Liberação de cerimônias religiosas na pandemia foi destaque do domingo

Mesmo com indisposição das pessoas diante dos números recordes de mortes, decisão do jurista novato escolhido por Bolsonaro contribui para confundir e gerar aglomerações. Segundo ele, público deve ser restrito

Paixão do Senhor na Sexta-feira Santa na Catedral de Westminster Mazur / cbcew.org.uk

O ministro do Supremo Tribunal Federal (STF) Nunes Marques ordenou hoje (3) que os estados, o Distrito Federal e os municípios permitam a realização de celebrações religiosas presenciais, ainda que com, no máximo, 25% da capacidade, na semana que marcou mais de três mil mortes diárias por covid-19. A porcentagem foi inspirada em julgamento de caso similar pela Suprema Corte dos Estados Unidos, país que lidera todos os números de contágio e mortes do mundo.

As igrejas mais tradicionais têm garantido cultos e missas à distância para os fiéis. Há mais de um ano, as poucas que abriram para eventos presenciais tiveram baixa procura devido à gravidade da pandemia e receio dos crentes. Quem insistiu em eventos presenciais foram as denominações que dependem deles para manter a receita dos templos e dos horários de televisão.

A decisão de Nunes Marques foi criticada pelos outros magistrados da Corte, incluindo Gilmar Mendes que deve levar a plenário da Corte, nesta semana, decisões favoráveis à determinação do Governo do Estado de São Paulo que proibiu missas e cultos presenciais e é alvo de contestações. Em fevereiro, ele concordou com os colegas e votou pelo arquivamento de um pedido da entidade para derrubar decretos municipais que impuseram toque de recolher, interrompendo atividades religiosas.

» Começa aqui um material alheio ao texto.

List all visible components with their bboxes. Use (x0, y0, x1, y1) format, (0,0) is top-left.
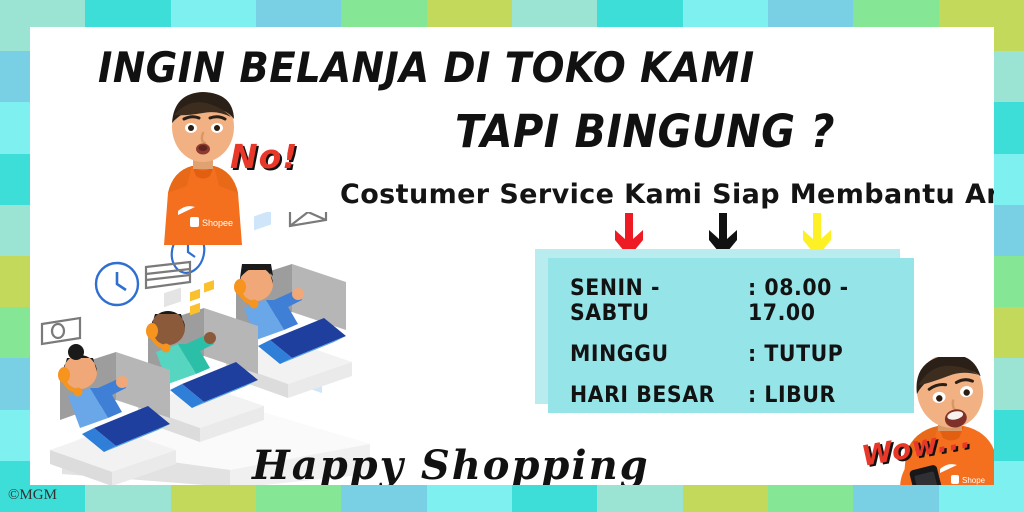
border-block (597, 0, 682, 30)
hours-time-value: : TUTUP (748, 342, 843, 367)
border-strip-right (992, 0, 1024, 512)
border-block (853, 482, 938, 512)
border-block (256, 482, 341, 512)
border-block (992, 51, 1024, 102)
border-block (0, 0, 32, 51)
border-block (0, 410, 32, 461)
hours-day-label: SENIN - SABTU (570, 276, 736, 326)
border-block (992, 461, 1024, 512)
border-block (992, 102, 1024, 153)
border-block (427, 482, 512, 512)
border-block (341, 0, 426, 30)
border-block (0, 358, 32, 409)
border-block (992, 307, 1024, 358)
border-block (683, 482, 768, 512)
border-block (992, 154, 1024, 205)
border-block (0, 154, 32, 205)
border-block (512, 0, 597, 30)
signature-happy-shopping: Happy Shopping (252, 442, 650, 485)
border-strip-top (0, 0, 1024, 30)
hours-day-label: MINGGU (570, 342, 736, 367)
border-block (0, 51, 32, 102)
border-block (0, 102, 32, 153)
border-block (0, 256, 32, 307)
hours-day-label: HARI BESAR (570, 383, 736, 408)
banner-canvas: Shopee (30, 27, 994, 485)
watermark-label: ©MGM (8, 487, 57, 504)
border-block (853, 0, 938, 30)
border-block (992, 205, 1024, 256)
border-block (85, 0, 170, 30)
border-block (85, 482, 170, 512)
border-block (341, 482, 426, 512)
headline-line-2: TAPI BINGUNG ? (455, 105, 835, 158)
border-block (597, 482, 682, 512)
border-block (683, 0, 768, 30)
border-block (768, 482, 853, 512)
border-block (0, 205, 32, 256)
svg-text:Shopee: Shopee (202, 218, 233, 228)
border-block (171, 0, 256, 30)
border-strip-bottom (0, 482, 1024, 512)
border-block (256, 0, 341, 30)
border-block (427, 0, 512, 30)
border-block (992, 410, 1024, 461)
border-block (992, 0, 1024, 51)
border-block (512, 482, 597, 512)
border-block (992, 358, 1024, 409)
subheadline: Costumer Service Kami Siap Membantu Anda… (340, 179, 994, 210)
border-strip-left (0, 0, 32, 512)
border-block (992, 256, 1024, 307)
border-block (0, 307, 32, 358)
border-block (171, 482, 256, 512)
headline-line-1: INGIN BELANJA DI TOKO KAMI (98, 43, 755, 92)
shout-no-label: No! (230, 137, 298, 176)
hours-time-value: : 08.00 - 17.00 (748, 276, 902, 326)
hours-time-value: : LIBUR (748, 383, 836, 408)
promotional-banner: Shopee (0, 0, 1024, 512)
border-block (768, 0, 853, 30)
hours-row: SENIN - SABTU : 08.00 - 17.00 (570, 276, 914, 326)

Hoje, o ministro Marco Aurélio Mello chamou de “novato” o colega indicado pelo presidente Jair Bolsonaro para a vaga no STF em outubro do ano passado em entrevista ao jornal O Estado de S. Paulo. “O novato, pelo visto, tem expertise no tema. Pobre Supremo, pobre Judiciário. E atendeu a associação de juristas evangélicos. Parte legítima para a ADPF (tipo de processo que discute cumprimento à Constituição)? Aonde vamos parar? Tempos estranhos!”, disse Marco Aurélio ao Estadão. O ministro tem aposentadoria marcada para julho, abrindo uma segunda vaga para indicação de Bolsonaro. Para reverter a decisão, os ministros vão tentar levar o tema o quanto antes ao Plenário para votar contra o ato de Nunes Marques.

A decisão de Nunes Marques ocorre na véspera do domingo de Páscoa, uma das principais datas do calendário cristão, quando se celebra a ressurreição de Jesus Cristo. A ocasião foi mencionada por Nunes Marques. Ele destacou que mais de 80% dos brasileiros se declaram cristãos, segundo o Instituto Brasileiro de Geografia e Estatística (IBGE).

O ministro atendeu a um pedido de liminar (decisão provisória) feito pela Associação Nacional de Juristas Evangélicos (Anajure). Para a entidade, o direito fundamental à liberdade religiosa estava sendo violado por diversos decretos estaduais e municipais que proibiram os cultos de forma genérica. A Anajure argumentou que tais normas tratavam a religião como atividade não essencial, o que seria inconstitucional.

Todos os atos questionados foram editados com a justificativa de evitar aglomerações que favoreçam a contaminação pela covid-19.

Nunes Marques baseou sua decisão também em parecer do procurador-geral da República, Augusto Aras, que defendeu a assistência espiritual como sendo algo essencial na pandemia. Em manifestação sobre o tema, a Advocacia-Geral da União (AGU) também defendeu a permissão para a realização de cultos presenciais.

Decisão

Nunes Marques deu razão à Anajure. “A proibição categórica de cultos não ocorre sequer em estados de defesa (CF, art. 136, § 1º, I) ou estado de sítio (CF, art. 139). Como poderia ocorrer por atos administrativos locais?”, indagou o ministro.

“Reconheço que o momento é de cautela, ante o contexto pandêmico que vivenciamos. Ainda assim, e justamente por vivermos em momentos tão difíceis, mais se faz necessário reconhecer a essencialidade da atividade religiosa, responsável, entre outras funções, por conferir acolhimento e conforto espiritual”, acrescentou ele.

Outras medidas impostas por Nunes Marques foram: distanciamento social, com espaçamento entre assentos; uso obrigatório de máscaras; disponibilização de álcool em gel na entrada dos templos; e aferição de temperatura.

A liminar de Nunes Marques é válida ao menos até que o plenário do STF discuta a questão. O ministro é relator de três ações de descumprimento de preceito fundamental sobre o assunto. As outras foram abertas pelo Conselho Nacional de Pastores do Brasil e pelo PSD.